Had Jansen pitched more innings this season, he'd likely be a lock to make the team, whose starters will be announced Sunday and reserves Monday. But he missed the first month and a half after undergoing off-season foot surgery.

He still has 13 saves in 14 opportunities, and he earned a win after that one blown save. His earned-run average is 1.53 and opponents are batting just .133 against him. On Tuesday, in his 17th appearance, he finally yielded his first walk of the season.

Jansen sighed.

"I don't know," he said. "It's just the way the way the All-Star is sometimes. I don't know. It's a little overrated, I feel like. Because if you look at people's numbers, right, certain people aren't going to get in."

And certain people, he said, are victims of the limited number of roster spots and the inclusion of relievers from teams without another All-Star. This year, there's a good chance that will leave Jansen off the team again.
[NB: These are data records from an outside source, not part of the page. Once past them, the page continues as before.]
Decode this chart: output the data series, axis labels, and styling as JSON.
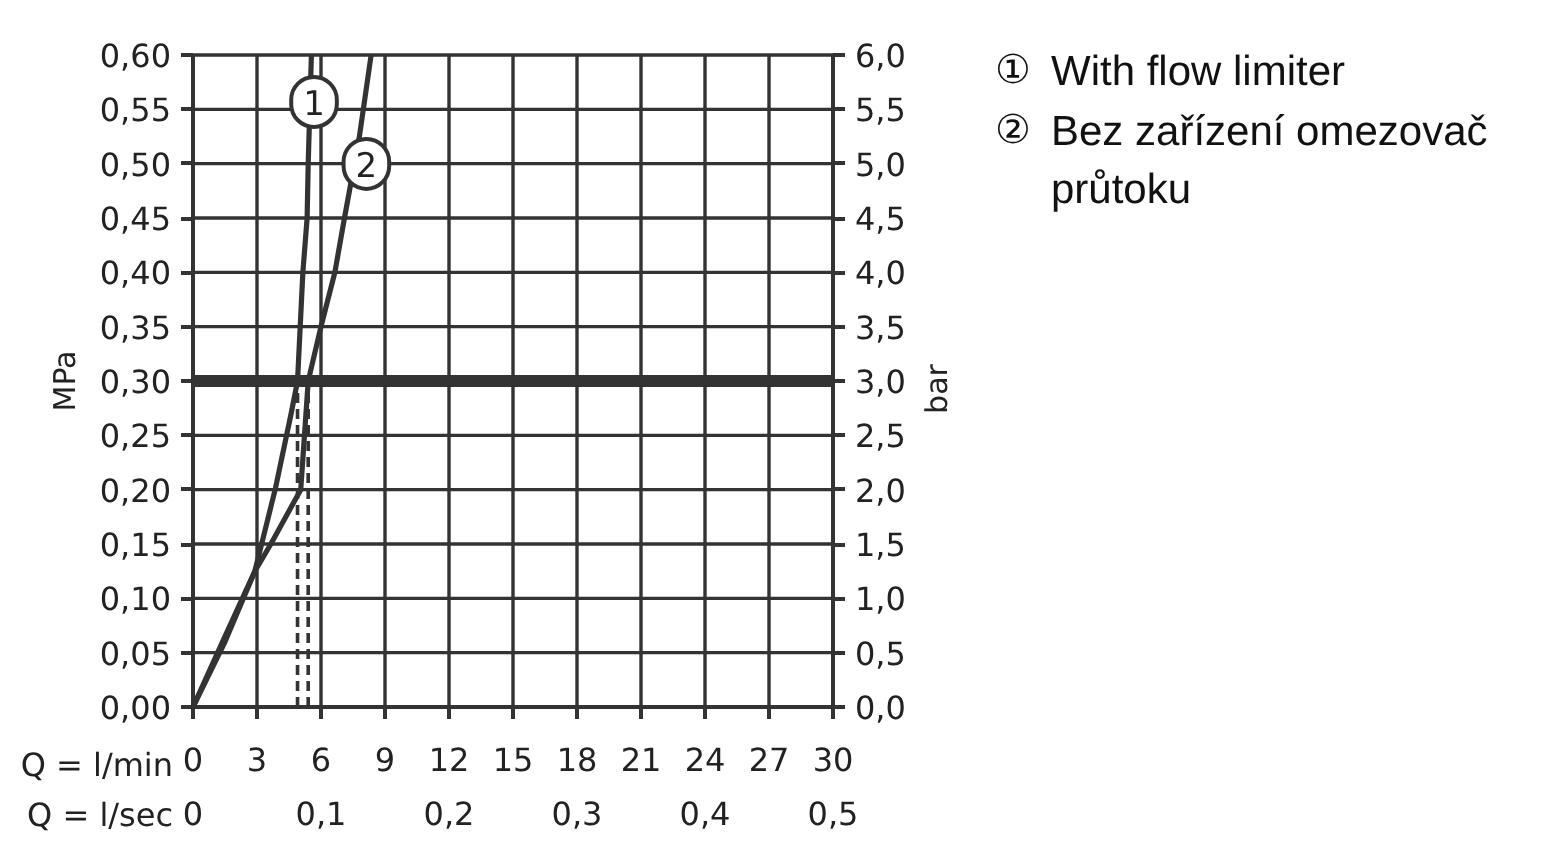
{
  "chart_data": {
    "type": "line",
    "xlabel": "Q = l/min",
    "x2label": "Q = l/sec",
    "ylabel": "MPa",
    "y2label": "bar",
    "xlim": [
      0,
      30
    ],
    "xticks": [
      0,
      3,
      6,
      9,
      12,
      15,
      18,
      21,
      24,
      27,
      30
    ],
    "x2lim": [
      0,
      0.5
    ],
    "x2ticks": [
      0,
      {
        "value": 0.1,
        "label": "0,1"
      },
      {
        "value": 0.2,
        "label": "0,2"
      },
      {
        "value": 0.3,
        "label": "0,3"
      },
      {
        "value": 0.4,
        "label": "0,4"
      },
      {
        "value": 0.5,
        "label": "0,5"
      }
    ],
    "ylim": [
      0,
      0.6
    ],
    "yticks": [
      {
        "value": 0,
        "label": "0,00"
      },
      {
        "value": 0.05,
        "label": "0,05"
      },
      {
        "value": 0.1,
        "label": "0,10"
      },
      {
        "value": 0.15,
        "label": "0,15"
      },
      {
        "value": 0.2,
        "label": "0,20"
      },
      {
        "value": 0.25,
        "label": "0,25"
      },
      {
        "value": 0.3,
        "label": "0,30"
      },
      {
        "value": 0.35,
        "label": "0,35"
      },
      {
        "value": 0.4,
        "label": "0,40"
      },
      {
        "value": 0.45,
        "label": "0,45"
      },
      {
        "value": 0.5,
        "label": "0,50"
      },
      {
        "value": 0.55,
        "label": "0,55"
      },
      {
        "value": 0.6,
        "label": "0,60"
      }
    ],
    "y2lim": [
      0,
      6
    ],
    "y2ticks": [
      {
        "value": 0,
        "label": "0,0"
      },
      {
        "value": 0.5,
        "label": "0,5"
      },
      {
        "value": 1,
        "label": "1,0"
      },
      {
        "value": 1.5,
        "label": "1,5"
      },
      {
        "value": 2,
        "label": "2,0"
      },
      {
        "value": 2.5,
        "label": "2,5"
      },
      {
        "value": 3,
        "label": "3,0"
      },
      {
        "value": 3.5,
        "label": "3,5"
      },
      {
        "value": 4,
        "label": "4,0"
      },
      {
        "value": 4.5,
        "label": "4,5"
      },
      {
        "value": 5,
        "label": "5,0"
      },
      {
        "value": 5.5,
        "label": "5,5"
      },
      {
        "value": 6,
        "label": "6,0"
      }
    ],
    "grid": true,
    "ref_lines": [
      {
        "axis": "y",
        "value": 0.3,
        "color": "#333333"
      }
    ],
    "series": [
      {
        "name": "1",
        "color": "#333333",
        "x": [
          0,
          1.5,
          2.9,
          3.85,
          4.6,
          4.9,
          5.15,
          5.35,
          5.4,
          5.55
        ],
        "values": [
          0,
          0.065,
          0.125,
          0.2,
          0.27,
          0.3,
          0.4,
          0.45,
          0.5,
          0.6
        ]
      },
      {
        "name": "2",
        "color": "#333333",
        "x": [
          0,
          1.5,
          2.9,
          3.65,
          5.05,
          5.4,
          6.0,
          6.65,
          7.1,
          7.8,
          8.35
        ],
        "values": [
          0,
          0.06,
          0.125,
          0.15,
          0.2,
          0.3,
          0.35,
          0.4,
          0.45,
          0.525,
          0.6
        ]
      },
      {
        "color": "#333333",
        "x": [
          4.9,
          4.9
        ],
        "values": [
          0,
          0.3
        ],
        "line_style": "dashed"
      },
      {
        "color": "#333333",
        "x": [
          5.4,
          5.4
        ],
        "values": [
          0,
          0.3
        ],
        "line_style": "dashed"
      }
    ],
    "annotations": [
      "① With flow limiter",
      "② Bez zařízení omezovač průtoku"
    ]
  }
}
Last year, both leagues ultimately named six relievers to the team, including substitutes for injured players. This year, the St. Louis Cardinals' Trevor Rosenthal is a near lock, as is New York Mets closer Jeurys Familia.

The Milwaukee Brewers' Francisco Rodriguez, Arizona Diamondbacks' Brad Ziegler and the Miami Marlins' A.J. Ramos all have better earned-run averages, and all pitch on teams with limited save opportunities.

Mattingly said the selections could come down to philosophy. Do you reward the best players, or the players who've had the best year?

"Sometimes it's the amount of saves or the body of work or just how good he is," Mattingly said. "So if he's just going to say how good he is, is he one of the best? Then I think he should be on the All-Star team."

Jansen could end up battling for a spot against Aroldis Chapman of the Cincinnati Reds, who are hosting the All-Star game. Chapman has made the All-Star team the past three years, and his career numbers are strikingly similar to Jansen's.


Chapman has 10 more saves but Jansen has a slightly better ERA. Chapman owns a better opponents' batting average, but Jansen gives up fewer walks and hits per inning. Chapman, who throws harder than perhaps anyone in the league, has 12 more strikeouts.

Jansen knows the similarities.

"If you compare us, how good of a closer we are, we'd be the same type," Jansen said. "That's what I'm saying. He's one of the top closers in the game, but the only thing is he's got an All-Star appearance. I don't."

Jansen said he wasn't diminishing what Chapman has done. The point is, he said, "It just doesn't make any sense sometimes."